Albarelli anticipa anche una terza operazione in fase di chiusura: l’acquisizione di un importante distributore di vino nel Regno Unito. «Nel mercato britannico, un operatore autorizzato alla distribuzione di vino può distribuire anche prodotti food, aprendo così a Compagnia del Gusto un canale diretto per le proprie eccellenze alimentari», spiega.

Il portafoglio vitivinicolo

L’acquisizione di Romagnoli rafforza Compagnia delle Vigne, la business unit dedicata al vino. La cantina porta in dote oltre 45 ettari vitati, una produzione incentrata sui vitigni autoctoni piacentini - Barbera, Croatina, Ortrugo e Malvasia - e un posizionamento consolidato nel Metodo Classico. «Abbiamo individuato in questa realtà tutte le caratteristiche che ricerchiamo nelle aziende che entrano nel gruppo: storia, autenticità territoriale, qualità produttiva e importanti potenzialità di crescita», commenta Ettore Nicoletto, ceo e partner di Compagnia del Gusto Holding.

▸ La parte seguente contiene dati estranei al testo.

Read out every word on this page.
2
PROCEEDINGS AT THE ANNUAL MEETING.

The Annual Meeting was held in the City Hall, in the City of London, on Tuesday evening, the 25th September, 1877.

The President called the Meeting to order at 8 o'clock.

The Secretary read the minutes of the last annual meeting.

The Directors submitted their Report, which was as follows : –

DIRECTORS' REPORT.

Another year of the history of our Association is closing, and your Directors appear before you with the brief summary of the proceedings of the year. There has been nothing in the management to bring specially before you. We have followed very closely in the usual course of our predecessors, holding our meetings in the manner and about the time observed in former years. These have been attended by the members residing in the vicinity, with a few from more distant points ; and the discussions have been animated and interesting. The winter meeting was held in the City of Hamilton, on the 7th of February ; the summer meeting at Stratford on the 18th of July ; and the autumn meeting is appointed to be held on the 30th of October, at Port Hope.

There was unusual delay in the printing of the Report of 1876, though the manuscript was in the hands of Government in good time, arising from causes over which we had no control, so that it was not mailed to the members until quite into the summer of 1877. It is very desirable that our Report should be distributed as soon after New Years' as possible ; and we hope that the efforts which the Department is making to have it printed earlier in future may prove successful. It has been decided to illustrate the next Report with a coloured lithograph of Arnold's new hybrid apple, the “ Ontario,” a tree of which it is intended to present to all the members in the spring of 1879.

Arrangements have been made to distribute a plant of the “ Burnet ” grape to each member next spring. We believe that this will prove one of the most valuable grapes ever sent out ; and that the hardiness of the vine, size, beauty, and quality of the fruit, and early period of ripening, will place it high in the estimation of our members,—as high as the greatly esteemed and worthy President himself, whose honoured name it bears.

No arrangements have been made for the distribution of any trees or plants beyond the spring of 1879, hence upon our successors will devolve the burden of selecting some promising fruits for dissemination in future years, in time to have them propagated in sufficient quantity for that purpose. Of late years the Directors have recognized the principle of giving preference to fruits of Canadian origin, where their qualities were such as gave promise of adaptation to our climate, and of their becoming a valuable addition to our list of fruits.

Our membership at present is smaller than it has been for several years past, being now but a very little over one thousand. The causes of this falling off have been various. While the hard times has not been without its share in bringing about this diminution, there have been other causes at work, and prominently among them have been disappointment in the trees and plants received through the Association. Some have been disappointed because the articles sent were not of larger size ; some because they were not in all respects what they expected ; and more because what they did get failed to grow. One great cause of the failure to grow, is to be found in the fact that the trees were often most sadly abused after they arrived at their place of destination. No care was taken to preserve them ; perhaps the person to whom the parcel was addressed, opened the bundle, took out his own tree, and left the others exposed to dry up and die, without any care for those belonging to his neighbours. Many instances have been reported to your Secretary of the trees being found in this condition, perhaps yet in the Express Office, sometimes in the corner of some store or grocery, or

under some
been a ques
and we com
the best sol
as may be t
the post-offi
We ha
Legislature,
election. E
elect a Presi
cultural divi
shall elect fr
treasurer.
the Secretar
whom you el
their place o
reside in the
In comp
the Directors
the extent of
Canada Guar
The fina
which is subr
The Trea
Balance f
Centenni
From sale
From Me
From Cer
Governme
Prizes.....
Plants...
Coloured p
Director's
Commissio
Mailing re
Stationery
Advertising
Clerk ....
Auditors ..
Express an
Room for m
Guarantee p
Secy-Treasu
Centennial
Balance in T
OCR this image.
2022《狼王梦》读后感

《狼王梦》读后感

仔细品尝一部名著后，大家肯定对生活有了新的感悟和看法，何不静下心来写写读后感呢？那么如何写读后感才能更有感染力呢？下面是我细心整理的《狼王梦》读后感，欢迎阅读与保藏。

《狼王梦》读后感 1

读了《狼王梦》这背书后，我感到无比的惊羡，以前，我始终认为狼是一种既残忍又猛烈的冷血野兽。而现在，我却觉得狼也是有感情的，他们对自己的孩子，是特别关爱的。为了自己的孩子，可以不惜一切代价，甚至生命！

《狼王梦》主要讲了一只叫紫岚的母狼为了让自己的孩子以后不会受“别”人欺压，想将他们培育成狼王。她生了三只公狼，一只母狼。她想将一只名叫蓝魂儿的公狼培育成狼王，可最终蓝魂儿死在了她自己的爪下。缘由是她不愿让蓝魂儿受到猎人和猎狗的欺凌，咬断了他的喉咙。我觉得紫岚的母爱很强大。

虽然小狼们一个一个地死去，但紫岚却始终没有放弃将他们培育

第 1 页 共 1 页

Compagnia delle Vigne raccoglie oggi realtà eterogenee per origine e vocazione. Oltre a Romagnoli, il portafoglio include Sansego Holding, attiva nella produzione e nell’ospitalità enoturistica sull’isola croata di Susak; una joint venture con la famiglia Spadotto per la valorizzazione di produzioni ad alta identità territoriale; e Arya, progetto dedicato a vini premium a bassissimo contenuto alcolico per i mercati internazionali.

I numeri del Gruppo

A poco più di due anni dalla costituzione, avviata nel 2024 su iniziativa della famiglia Cosulich insieme a manager e investitori con esperienza in private equity, asset management e food & beverage, Compagnia del Gusto conta oggi 133 dipendenti e sedi operative a Milano, Busto Arsizio, Casale Monferrato, Villò di Vigolzone e Sansego, in Croazia.

Il gruppo opera attraverso tre business unit: a Compagnia delle Vigne si affiancano Compagnia del Mare - con Fjord e Sal Seafood, attive nel salmone premium - e Compagnia dei Sapori, il cui primo tassello è Krumiri Rossi, storico biscotto piemontese di Casale Monferrato. Le tre divisioni condividono una piattaforma centrale di competenze in finanza, controllo di gestione, Ict e M&A, mantenendo autonomia gestionale nelle singole società.

Il fatturato consolidato 2025 si è attestato a circa 32 milioni di euro. Il target per il 2026, considerando le acquisizioni in corso di integrazione e quelle in pipeline, è previsto a circa 70 milioni. «L’obiettivo di medio periodo - raggiungere i 200 milioni entro il 2030 - rimane confermato», secondo il management, ampiamente alla portata.